#DS-CFpyLearning
Author: Alexander Kagoshima
This app demonstrates a very simple API that can be used to create model instances, feed data to them and let these models retrain periodically. Currently, it uses redis to store model instances, model state and data as well - for scalability and distributed processing of data this should be replaced by a distributed data storage.
For all the tests below replace http://<model_domain>
with your Cloud Foundry app domain.
These model creation commands should all fail, because they are missing required information.
curl -i -X POST -H "Content-Type: application/json" -d '{"model_name": "model1", "model_type": "LinearRegression"}' http://<model_domain>/createModel
curl -i -X POST -H "Content-Type: application/json" -d '{"model_type": "LinearRegression"}' http://<model_domain>/createModel
curl -i -X POST -H "Content-Type: application/json" -d '{"model_name": "model1"}' http://<model_domain>/createModel
This should work properly:
curl -i -X POST -H "Content-Type: application/json" -d '{"model_name": "model1", "model_type": "LinearRegression", "retrain_counter": 10}' http://<model_domain>/createModel
This example shows how to send data into the model created before, s.t. the linear regression model becomes y = x.
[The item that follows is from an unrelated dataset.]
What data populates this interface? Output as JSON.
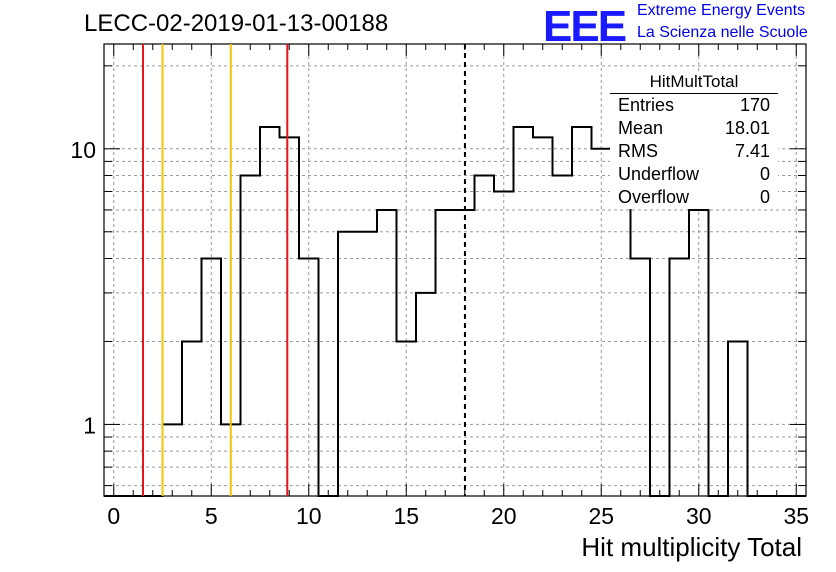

Since we set the retrain_counter to 10 previously, the model will retrain after it received the 10th data instance.
curl -i -X POST -H "Content-Type: application/json" -d '{"model_name": "model1", "input": 1, "label": 1}' http://<model_domain>/ingest
curl -i -X POST -H "Content-Type: application/json" -d '{"model_name": "model1", "input": 2, "label": 2}' http://<model_domain>/ingest
curl -i -X POST -H "Content-Type: application/json" -d '{"model_name": "model1", "input": 3, "label": 3}' http://<model_domain>/ingest
curl -i -X POST -H "Content-Type: application/json" -d '{"model_name": "model1", "input": 4, "label": 4}' http://<model_domain>/ingest
curl -i -X POST -H "Content-Type: application/json" -d '{"model_name": "model1", "input": 5, "label": 5}' http://<model_domain>/ingest
curl -i -X POST -H "Content-Type: application/json" -d '{"model_name": "model1", "input": 6, "label": 6}' http://<model_domain>/ingest
curl -i -X POST -H "Content-Type: application/json" -d '{"model_name": "model1", "input": 7, "label": 7}' http://<model_domain>/ingest
curl -i -X POST -H "Content-Type: application/json" -d '{"model_name": "model1", "input": 8, "label": 8}' http://<model_domain>/ingest
curl -i -X POST -H "Content-Type: application/json" -d '{"model_name": "model1", "input": 9, "label": 9}' http://<model_domain>/ingest
curl -i -X POST -H "Content-Type: application/json" -d '{"model_name": "model1", "input": 10, "label": 10}' http://<model_domain>/ingest
There's a very rudimentary view on the redis set of all models that have been created:
http://<model_domain>/models/
This lets you check out the status of the previously created model as well as its trained parameters:
http://<model_domain>/models/model1
- Instead of sending data in manually, add command to bind a model to a data source sitting on Hadoop
- Do the training within Hadoop as well, e.g. via Spark or HAWQ.
- The only model available right now is linear regression. It should be possible to use the model_type parameter to switch between different types of models. The models should be implemented in a way s.t. they are easily extendable
- It should also be easy to write your custom model trainers and scorers. Maybe turn this app into a buildpack: just define a model training and a model scoring function and push it together with this app which will then make use of the custom training and scoring functions.
- Scoring functionality: send new data without a label in and get a json as return with the prediction value generated with a previously trained model. Maybe in a separate app? Or should learning and scoring be in the same app?
- Visualization layer that shows model statistics and evaluation results.
This application is released under the Modified BSD license. Please see the LICENSE.txt file for details.